Chapter 2: The Normal Distribution

Section 1: Density Curves and the Normal Distribution

Density Curves

A density curve is similar to a histogram, but there are several important distinctions.

1. Obviously, a smooth curve is used to represent data rather than bars. However, a density curve describes the proportions of the observations that fall in each range rather than the actual number of observations.

2. The scale should be adjusted so that the total area under the curve is exactly 1. This represents the proportion 1 (or 100%).

Density Curves

3. While a histogram represents actual data (i.e., a sample set), a density curve represents an idealized sample or population distribution.

Density Curves: Mean & Median

Three points that have been previously made are especially relevant to density curves.

1. The median is the "equal areas" point. Likewise, the quartiles can be found by dividing the area under the curve into 4 equal parts.

2. The mean of the data is the "balancing" point.

3. The mean and median are the same for a symmetric density curve.

Greek 101

• Since the density curve represents "idealized" data, we use Greek letters: mu for mean and sigma for standard deviation.

Shapes of Density Curves

• We have mostly discussed right skewed, left skewed, and roughly symmetric distributions that look like this:

Bimodal Distributions

We could have a bi-modal distribution. For instance, think of counting the number of tires owned by a two-person family. Most two-person families probably have 1 or 2 vehicles, and therefore own 4 or 8 tires. Some, however, have a motorcycle, or maybe more than 2 cars. Yet, the distribution will most likely have a “hump” at 4 and at 8, making it “bi-modal.”

Uniform Distributions

We could have a uniform distribution. Consider the number of cans in all six packs. Each pack uniformly has 6 cans. Or, think of repeatedly drawing a card from a complete deck. One-fourth of the cards should be hearts, one-fourth of the cards should be diamonds, etc.

Other Distributions

Many other distributions exist, and some do not clearly fall under a certain label. Frequently these are the most interesting, and we will discuss many of them.

Normal Curves

• Curves that are symmetric, single-peaked, and bell-shaped are often called normal curves and describe normal distributions.

• All normal distributions have the same overall shape. They may be "taller" or more spread out, but the idea is the same.

What does it look like?

Normal Curves: μ and σ

• The "control factors" are the mean μ and the standard deviation σ.

• Changing only μ will move the curve along the horizontal axis.

• The standard deviation σ controls the spread of the distribution. Remember that a large σ implies that the data is spread out.

Finding μ and σ

• You can locate the mean μ by finding the middle of the distribution. Because it is symmetric, the mean is at the peak.

• The standard deviation σ can be found by locating the points where the graph changes curvature (inflection points). These points are located a distance σ from the mean.

The 68-95-99.7 Rule

In a normal distribution with mean μ and standard deviation σ:

• 68% of the observations are within σ of the mean μ.

• 95% of the observations are within 2 σ of the mean μ.

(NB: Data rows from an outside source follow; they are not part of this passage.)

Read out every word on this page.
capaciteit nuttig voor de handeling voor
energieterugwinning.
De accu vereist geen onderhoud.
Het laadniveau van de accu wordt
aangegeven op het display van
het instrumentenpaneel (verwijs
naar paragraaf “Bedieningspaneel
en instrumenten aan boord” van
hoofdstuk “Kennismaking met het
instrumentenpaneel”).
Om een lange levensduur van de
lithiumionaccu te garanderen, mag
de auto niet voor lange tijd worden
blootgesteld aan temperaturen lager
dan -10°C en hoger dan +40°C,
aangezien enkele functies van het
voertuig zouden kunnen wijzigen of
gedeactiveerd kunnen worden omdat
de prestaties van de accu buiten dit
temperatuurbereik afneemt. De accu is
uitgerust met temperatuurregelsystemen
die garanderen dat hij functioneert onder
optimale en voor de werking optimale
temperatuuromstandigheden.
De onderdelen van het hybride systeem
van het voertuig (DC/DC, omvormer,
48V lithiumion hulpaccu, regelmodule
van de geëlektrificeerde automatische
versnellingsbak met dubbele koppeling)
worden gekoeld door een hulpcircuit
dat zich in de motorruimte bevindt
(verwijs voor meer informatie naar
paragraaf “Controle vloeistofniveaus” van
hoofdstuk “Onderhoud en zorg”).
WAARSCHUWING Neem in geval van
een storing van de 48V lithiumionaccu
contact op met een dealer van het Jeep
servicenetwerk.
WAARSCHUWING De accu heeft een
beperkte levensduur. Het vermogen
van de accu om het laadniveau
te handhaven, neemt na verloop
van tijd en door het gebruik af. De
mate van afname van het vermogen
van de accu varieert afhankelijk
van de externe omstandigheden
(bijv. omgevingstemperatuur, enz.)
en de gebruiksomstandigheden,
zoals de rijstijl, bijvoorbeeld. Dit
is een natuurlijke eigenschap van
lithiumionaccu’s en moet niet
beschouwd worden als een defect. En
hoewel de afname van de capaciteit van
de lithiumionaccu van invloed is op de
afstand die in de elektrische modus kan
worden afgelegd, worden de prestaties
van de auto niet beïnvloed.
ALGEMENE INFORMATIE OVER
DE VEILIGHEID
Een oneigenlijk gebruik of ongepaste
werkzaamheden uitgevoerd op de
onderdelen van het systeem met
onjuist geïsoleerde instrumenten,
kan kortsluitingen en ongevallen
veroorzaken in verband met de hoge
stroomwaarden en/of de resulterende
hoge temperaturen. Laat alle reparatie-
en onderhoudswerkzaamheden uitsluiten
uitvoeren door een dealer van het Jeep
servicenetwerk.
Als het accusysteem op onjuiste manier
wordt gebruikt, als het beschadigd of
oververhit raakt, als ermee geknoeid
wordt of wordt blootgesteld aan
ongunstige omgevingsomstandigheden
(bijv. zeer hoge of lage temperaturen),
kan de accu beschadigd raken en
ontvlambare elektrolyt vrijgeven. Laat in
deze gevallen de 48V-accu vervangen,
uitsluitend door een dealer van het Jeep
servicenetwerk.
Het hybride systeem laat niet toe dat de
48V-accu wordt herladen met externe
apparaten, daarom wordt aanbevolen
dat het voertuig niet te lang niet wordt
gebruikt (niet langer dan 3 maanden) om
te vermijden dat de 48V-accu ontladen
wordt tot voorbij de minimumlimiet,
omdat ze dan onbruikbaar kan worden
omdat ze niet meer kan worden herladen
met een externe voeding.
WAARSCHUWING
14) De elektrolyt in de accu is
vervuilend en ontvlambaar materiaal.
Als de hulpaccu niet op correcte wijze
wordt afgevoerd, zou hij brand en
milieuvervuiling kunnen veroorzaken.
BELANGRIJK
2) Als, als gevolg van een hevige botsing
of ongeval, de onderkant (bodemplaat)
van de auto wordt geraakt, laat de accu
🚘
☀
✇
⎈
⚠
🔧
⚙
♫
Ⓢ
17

• 99.7% of the observations are within 3 σ of the mean μ.

The 68-95-99.7 Rule

Why Use the Normal Distribution???

1. They occur frequently in large data sets (all SAT scores), repeated measurements of the same quantity, and in biological populations (lengths of roaches).

2. They are often good approximations to chance outcomes (like coin flipping).

3. We can apply things we learn in studying normal distributions to other distributions.

Heights of Young Women

• The distribution of heights of young women aged 18 to 24 is approximately normally distributed with mean = 64.5 inches and standard deviation = 2.5 inches.

The 68-95-99.7 Rule

Use the previous chart...

• Where do the middle 95% of heights fall?

• What percent of the heights are above 69.5 inches?

• A height of 62 inches is what percentile?

• What percent of the heights are between 62 and 67 inches?

• What percent of heights are less than 57 in.?

But...

However, NOT ALL DATA are normal or even close to normal. Salaries, for instance, are generally right skewed. Nonnormal data are common and often interesting.